Зло рыкнув, Талиар занёс руку для удара.
— Прошу тебя, не ломай стол. Лучше выпей, — мать принца взяла в руки бокал с отравленным вином и протянула его своему гостю. Когда его рука коснулась хрусталя, Серафима снова заговорила. — Может быть, это кто-то из своих?
Его белки потемнели, а радужки налились расплавленным золотом, густые брови сползлись к переносице, а на правой щеке дёрнулась мышца. Проглотив предложенный хозяйкой апартаментов напиток, он отставил стакан в сторону, поднялся с места, большими шагами пересёк комнату и подошёл к бару. Открыв витражную дверцу, мужчина достал оттуда запылённую бутылку рома и два бокала. Вернувшись обратно к столу, он устало повалился на своё место, поставил бокалы и принялся откупоривать бутылку.

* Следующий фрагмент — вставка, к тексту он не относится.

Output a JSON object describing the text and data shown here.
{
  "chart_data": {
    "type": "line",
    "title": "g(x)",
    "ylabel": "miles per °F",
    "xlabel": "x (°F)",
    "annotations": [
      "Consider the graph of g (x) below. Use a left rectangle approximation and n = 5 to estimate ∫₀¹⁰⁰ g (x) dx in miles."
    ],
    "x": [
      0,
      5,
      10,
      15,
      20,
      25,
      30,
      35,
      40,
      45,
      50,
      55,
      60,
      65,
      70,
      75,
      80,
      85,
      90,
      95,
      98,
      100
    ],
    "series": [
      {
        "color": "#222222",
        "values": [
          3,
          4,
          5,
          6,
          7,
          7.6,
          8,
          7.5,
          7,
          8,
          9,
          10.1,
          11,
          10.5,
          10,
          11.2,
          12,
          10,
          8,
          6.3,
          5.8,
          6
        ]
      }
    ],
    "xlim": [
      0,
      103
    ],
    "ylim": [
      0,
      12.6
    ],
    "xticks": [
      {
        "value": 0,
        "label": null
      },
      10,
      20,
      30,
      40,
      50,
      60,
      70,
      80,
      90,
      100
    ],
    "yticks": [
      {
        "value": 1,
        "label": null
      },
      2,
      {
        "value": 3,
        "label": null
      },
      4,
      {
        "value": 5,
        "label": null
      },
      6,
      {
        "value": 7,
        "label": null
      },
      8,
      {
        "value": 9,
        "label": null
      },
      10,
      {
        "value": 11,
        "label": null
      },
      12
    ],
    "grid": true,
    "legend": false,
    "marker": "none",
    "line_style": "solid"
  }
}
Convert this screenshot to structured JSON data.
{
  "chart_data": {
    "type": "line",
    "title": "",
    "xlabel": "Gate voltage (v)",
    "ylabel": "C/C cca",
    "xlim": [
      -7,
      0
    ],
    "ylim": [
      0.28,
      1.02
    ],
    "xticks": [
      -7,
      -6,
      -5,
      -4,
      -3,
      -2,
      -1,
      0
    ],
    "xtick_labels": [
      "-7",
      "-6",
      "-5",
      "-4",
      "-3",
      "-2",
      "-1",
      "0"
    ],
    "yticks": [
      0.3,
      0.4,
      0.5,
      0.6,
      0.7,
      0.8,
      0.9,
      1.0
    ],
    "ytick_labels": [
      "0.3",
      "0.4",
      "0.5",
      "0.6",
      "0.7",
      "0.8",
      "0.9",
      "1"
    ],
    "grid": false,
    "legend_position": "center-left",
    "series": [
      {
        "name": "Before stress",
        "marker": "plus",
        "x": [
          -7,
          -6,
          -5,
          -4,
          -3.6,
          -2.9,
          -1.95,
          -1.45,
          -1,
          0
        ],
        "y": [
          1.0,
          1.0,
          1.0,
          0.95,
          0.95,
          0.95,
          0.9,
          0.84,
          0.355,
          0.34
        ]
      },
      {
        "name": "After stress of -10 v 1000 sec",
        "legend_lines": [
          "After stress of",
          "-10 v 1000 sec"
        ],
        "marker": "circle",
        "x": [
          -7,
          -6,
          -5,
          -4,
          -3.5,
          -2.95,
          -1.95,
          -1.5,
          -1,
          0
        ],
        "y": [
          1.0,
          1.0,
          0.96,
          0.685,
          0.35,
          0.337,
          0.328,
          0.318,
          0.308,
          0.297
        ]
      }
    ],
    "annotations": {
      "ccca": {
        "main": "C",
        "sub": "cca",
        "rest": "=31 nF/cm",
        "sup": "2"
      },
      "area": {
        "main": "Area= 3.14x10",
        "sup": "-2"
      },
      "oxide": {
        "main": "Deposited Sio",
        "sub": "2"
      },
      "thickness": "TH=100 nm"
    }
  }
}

— Выпей со мной, — печальным голосом попросил дракон, наполняя бокалы темным янтарём. — Я не хотел, чтобы он становился королём. Я знал, что будет, знал, что придётся смотреть, как его дети станут убивать друг друга. Знал, что придёт час, когда кто-то из них, тех, кого я лично обучал и воспитывал, вонзит нам нож в спину. Я предлагал ему все бросить, а он словно одержимый рвался к власти. Никогда не понимал, зачем им этот трон? Он не даёт ничего хорошего, а сулит лишь несчастья, — залпом осушив свой бокал, дракон вновь схватился за бутылку, дабы наполнить его повторно. — Зачем им это проклятое место? Ведь есть столько ветвей, где можно спокойно прожить вечность.
— К сожалению, после великого пожара во время третьего короля, мы утратили все записи о том, как и кем была создана Аспирия. Я множество раз пыталась подняться на первый этаж нашего дворца, но сам замок туда никого не пускает. Создаётся такое впечатление, что это место проклято, и чем больше времени дети живут здесь, тем больше здешние стены сводят их с ума, заставляя сражаться друг с другом, дабы посадить на трон сильнейшего. Это место нуждается в короле, и когда рождается тот, кто достоин занять его престол, Аспирия вынуждает своих детей начать войну… Воистину ужасное место, — от собственных слов у Серафимы по коже пробежали мурашки.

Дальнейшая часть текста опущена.